This is the most tricky part in promise implementation, let us define a resolver for [[Resolve]](promise2, x )

let us code it step by step

  1. then must return a promise

then(onFulfilled, onRejected) {
	let self = this
	let promise2
	// make sure onFulfilled and onRejected be functions
	onFulfilled = typeof (onFulfilled) === 'function' ? onFulfilled : (value) => {}
	onRejected = typeof (onRejected) === 'function' ? onRejected : (reason) => {}

	if (self[_status] === STATUS.FULFILLED) {
		return promise2 = new Promise((resolve, reject) => {

		})
	}

	if (self[_status] === STATUS.REJECTED) {
		return promise2 = new Promise((resolve, reject) => {
			
		})
	}

	if (self[_status] === STATUS.PENDING) {
		return promise2 = new Promise((resolve, reject) => {
			
		})
	}
}
  1. either onFulfilled or onRejected returns a value x, run the Promise Resolution Procedure [Resolve].

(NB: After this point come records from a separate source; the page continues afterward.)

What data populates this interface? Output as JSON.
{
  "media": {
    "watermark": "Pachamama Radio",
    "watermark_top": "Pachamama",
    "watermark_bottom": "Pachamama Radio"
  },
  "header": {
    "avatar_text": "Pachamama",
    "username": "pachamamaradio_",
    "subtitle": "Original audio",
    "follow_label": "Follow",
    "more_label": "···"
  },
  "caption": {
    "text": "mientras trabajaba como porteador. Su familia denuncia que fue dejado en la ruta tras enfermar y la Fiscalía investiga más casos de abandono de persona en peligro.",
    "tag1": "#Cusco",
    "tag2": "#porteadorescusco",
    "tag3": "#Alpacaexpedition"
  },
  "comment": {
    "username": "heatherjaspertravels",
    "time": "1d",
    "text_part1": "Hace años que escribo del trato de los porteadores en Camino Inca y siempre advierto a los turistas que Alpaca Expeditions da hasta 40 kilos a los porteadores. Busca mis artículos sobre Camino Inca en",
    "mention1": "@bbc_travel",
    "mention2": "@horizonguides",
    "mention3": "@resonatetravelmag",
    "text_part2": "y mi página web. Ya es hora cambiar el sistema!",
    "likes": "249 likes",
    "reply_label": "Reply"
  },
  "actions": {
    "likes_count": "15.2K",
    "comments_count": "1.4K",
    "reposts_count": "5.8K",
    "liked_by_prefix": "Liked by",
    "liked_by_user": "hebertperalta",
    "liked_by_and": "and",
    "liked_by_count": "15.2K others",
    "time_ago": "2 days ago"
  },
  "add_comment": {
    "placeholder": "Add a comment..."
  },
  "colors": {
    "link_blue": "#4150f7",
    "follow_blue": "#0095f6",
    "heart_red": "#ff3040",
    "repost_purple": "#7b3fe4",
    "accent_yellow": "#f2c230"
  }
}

Add resolve constrain for [Resolve]


then(onFulfilled, onRejected) {
// ...
	function resolver (promise2, x) {

	}

	if (self[_status] === STATUS.FULFILLED) {
		return promise2 = new Promise((resolve, reject) => {
			nextTick(() => {
				let x = onFulfilled(self[_value])
				resolver(promise2, x)
			})
		})
	}

	if (self[_status] === STATUS.REJECTED) {
		return promise2 = new Promise((resolve, reject) => {
			nextTick(() => {
				let x = onRejected(self[_value])
				resolver(promise2, x)
			})			
		})
	}
}

  1. If either onFulfilled or onRejected throws an exception e, promise2 must be rejected with e as the reason.
// ...
	if (self[_status] === STATUS.FULFILLED) {
		return promise2 = new Promise((resolve, reject) => {
			nextTick(() => {
				try {
					let x = onFulfilled(self[_value])
					resolver(promise2, x)
				} catch (e) {
					reject(e)
				}
			})
		})
	}

	if (self[_status] === STATUS.REJECTED) {
		return promise2 = new Promise((resolve, reject) => {
			nextTick(() => {
				try {
					let x = onRejected(self[_value])
					resolver(promise2, x)
				} catch (e) {
					reject(e)
				}

			})			
		})
	}	
  1. If onFulfilled is not a function and promise1 is fulfilled, promise2 must be fulfilled with the same value as promise1. Or if onRejected is not a function and promise1 is rejected, promise2 must be rejected with the same reason as promise1

In other words, eg

// should console 'aa'
promise1
.then(resolve('aa'))
.then()
.then()
.then((v) => console.log(v) )

Which means default onFulfilled or onReject should pass the value along the chain

onFulfilled = typeof (onFulfilled) === 'function' ? onFulfilled : (value) => value
onRejected = typeof (onRejected) === 'function' ? onRejected : (reason) => reason

For now we have not implement pending status, because there is no way to determine the final status to be fulfilled or rejected. We need to cache the callbacks to previous promise callbacks array

// ...
	if (self[_status] === STATUS.PENDING) {
		return promise2 = new Promise((resolve, reject) => {
			self[_onFulfilledCallbacks].push(() => {
				try {
					let x = onFulfilled(self[_value])
					resolver(promise2, x)
				} catch (e) {
					reject(e)
				}
			})

			self[_onRejectedCallbacks].push(() => {
				try {
					let x = onRejected(self[_value])
					resolver(promise2, x)
				} catch (e) {
					reject(e)
				}
			})			
		})
	}

The Promise Resolution Procedure

2.3.1 If promise and x refer to the same object, reject promise with a TypeError as the reason.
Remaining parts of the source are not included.